Dom Pedro José Conti: ‘Ainda há muito tempo’
Certa vez, um rei organizou esplêndido festim. Para a alegre e feliz reunião convidou muitos dos seus súditos, mas não assinalou a hora em que deviam comparecer. Os mais perspicazes e previdentes vestiram, desde logo, seus trajes finos, adornaram-se com suas joias de maior realce e aguardaram pacientes o momento em que deviam ser recebidos no palácio do príncipe. Os tontos pensavam: – Ainda há muito tempo -, e se entregavam descuidados a seus insensatos caprichos. De improviso, soou a hora do festim e uns e os outros correram para a régia morada. O príncipe avistou os precavidos, que estavam decentemente vestidos e preparados, e os recebeu com alegria. Atentou, irrit ado, nos tontos, indecorosos e desasseados, e os expulsou de sua presença.
Essa história está no Talmude, livro dos judeus de explicação e comentário às Sagradas Escrituras. É fácil conferir a semelhança com a parábola de Jesus que encontramos no evangelho deste domingo. Na parábola, porém, as personagens são dez moças, cinco previdentes e cinco imprevidentes. Na espera do noivo, para entrar na festa do casamento, todas dormiram. As lâmpadas se apagaram. Quando o noivo chegou, somente as previdentes, que tinham trazido óleo de reserva, conseguiram acender novamente as lâmpadas e, assim, entrar na festa do casamento. A porta fechou e as imprevidentes, que tinham ido comprar o óleo, ficaram de for a.

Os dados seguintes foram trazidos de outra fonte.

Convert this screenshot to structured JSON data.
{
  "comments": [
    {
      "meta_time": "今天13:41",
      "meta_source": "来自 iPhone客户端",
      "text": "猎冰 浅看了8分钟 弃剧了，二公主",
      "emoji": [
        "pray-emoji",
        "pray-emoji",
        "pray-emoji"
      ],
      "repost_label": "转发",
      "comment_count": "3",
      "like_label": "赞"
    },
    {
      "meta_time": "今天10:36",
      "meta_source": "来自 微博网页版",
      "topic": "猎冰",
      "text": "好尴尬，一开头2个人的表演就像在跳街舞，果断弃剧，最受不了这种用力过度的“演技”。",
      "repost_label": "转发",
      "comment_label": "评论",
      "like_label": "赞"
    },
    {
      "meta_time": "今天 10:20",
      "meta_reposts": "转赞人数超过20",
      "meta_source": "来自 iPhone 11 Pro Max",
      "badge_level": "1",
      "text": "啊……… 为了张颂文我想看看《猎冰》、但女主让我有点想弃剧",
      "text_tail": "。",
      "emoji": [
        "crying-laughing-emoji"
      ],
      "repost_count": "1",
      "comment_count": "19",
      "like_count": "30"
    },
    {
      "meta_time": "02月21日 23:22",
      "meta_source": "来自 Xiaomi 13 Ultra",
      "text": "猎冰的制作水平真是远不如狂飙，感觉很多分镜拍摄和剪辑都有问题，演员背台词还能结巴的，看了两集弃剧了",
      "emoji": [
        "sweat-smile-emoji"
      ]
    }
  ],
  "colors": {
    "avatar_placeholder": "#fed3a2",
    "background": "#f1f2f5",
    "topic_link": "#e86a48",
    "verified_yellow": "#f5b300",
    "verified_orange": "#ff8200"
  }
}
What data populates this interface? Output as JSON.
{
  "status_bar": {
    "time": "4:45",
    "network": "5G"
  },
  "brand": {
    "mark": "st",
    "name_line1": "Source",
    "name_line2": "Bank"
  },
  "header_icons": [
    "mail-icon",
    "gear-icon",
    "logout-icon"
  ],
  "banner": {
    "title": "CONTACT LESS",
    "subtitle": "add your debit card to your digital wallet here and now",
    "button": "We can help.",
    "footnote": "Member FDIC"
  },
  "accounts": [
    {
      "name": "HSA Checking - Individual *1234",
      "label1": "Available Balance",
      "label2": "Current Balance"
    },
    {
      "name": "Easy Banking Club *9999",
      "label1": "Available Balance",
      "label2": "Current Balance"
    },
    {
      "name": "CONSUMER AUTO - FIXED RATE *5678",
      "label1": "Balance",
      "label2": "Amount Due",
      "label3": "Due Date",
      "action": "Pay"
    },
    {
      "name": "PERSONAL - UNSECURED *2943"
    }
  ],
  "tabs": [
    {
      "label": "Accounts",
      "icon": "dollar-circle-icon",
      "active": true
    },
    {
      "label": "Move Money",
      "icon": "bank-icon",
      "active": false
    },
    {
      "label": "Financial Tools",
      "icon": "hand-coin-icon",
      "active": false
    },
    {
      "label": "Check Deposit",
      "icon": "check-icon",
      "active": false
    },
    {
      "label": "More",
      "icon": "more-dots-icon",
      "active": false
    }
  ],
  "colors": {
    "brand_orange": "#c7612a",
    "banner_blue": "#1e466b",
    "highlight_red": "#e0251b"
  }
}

Estamos nos últimos domingos do ano litúrgico e também concluindo a leitura do evangelho de Mateus. Jesus tinha prometido voltar, mas não disse quando. Nos evangelhos ficaram maneiras diferentes de entender a volta do Senhor. Alguns o aguardavam num curto prazo de tempo e interpretaram a destruição do Templo de Jerusalém como o sinal da brevidade deste tempo. Outros, com o passar dos anos, a morte dos apóstolos e dos seus imediatos sucessores, começaram a entender que as palavras de Jesus, mais que marcar uma data, indicavam a maneira de esperar o encontro com ele. Devia ser uma espera vigilante, atenta e ativa. Não seria um simples transcorrer do tempo.
A vida passa para todos. O fim dela é algo inevitável, não depende da nossa vontade. O que está ao nosso alcance, portanto, não são os prazos e nem a possibilidade de parar o tempo. O que nos cabe é decidir como gastar o tempo da nossa passagem neste mundo. Podemos passar os anos “dormindo” ou na ilusão de ter sempre muito tempo à nossa frente, ou… é aqui que se propõe a mensagem de Jesus. A vida é algo que não pedimos, mas também não é um castigo ou um destino pré-fixado fora do nosso alcance. A vida, apesar de toda a sua complexidade, é a possibilidade que temos de fazer algo, que tenha um sentido para n ós e, possivelmente, também para aqueles que as circunstâncias nos fizerem encontrar. Tem sempre uma “chama” que pode dar sentido à vida, em qualquer lugar e em qualquer situação, é a chama do amor. O segredo, porém, é manter essa chama acesa, dando amor, mais do que o recebendo, oferecendo alegria, mais do que a cobrando dos outros. Mas, se a chama do amor se mantém viva somente se for comunicada, por que, na parábola do evangelho, as moças previdentes não partilharam o óleo com as imprevidentes? Talvez seja por que cada uma e cada um de nós tem a sua parte de amor para dar e somente serve se a pessoa decide como usar esse tesouro.
Na infância, todos recebemos afeto, carinho e proteção. Depois, já no tempo da juventude, a nós é dada a possibilidade de tomar consciência do valor do amor e do sentido da vida. Podemos gastar muitas energias somente conosco, para aproveitar das forças que nos parecem inesgotáveis. Mas podemos, também, administrar bem esse enorme potencial de amor. Podemos decidir como e com quem fazer algo de bom, de útil, como tornar a vida mais bonita e feliz para tantos outros. Podemos, enfim, todo dia aprender a amar. Também com os cabelos brancos. A chama não acabará. Mas será sempre algo muito pessoal, porque o tempo da vida e a capacidade de amar serão sempre e somente nossos, únicos, intransferíveis.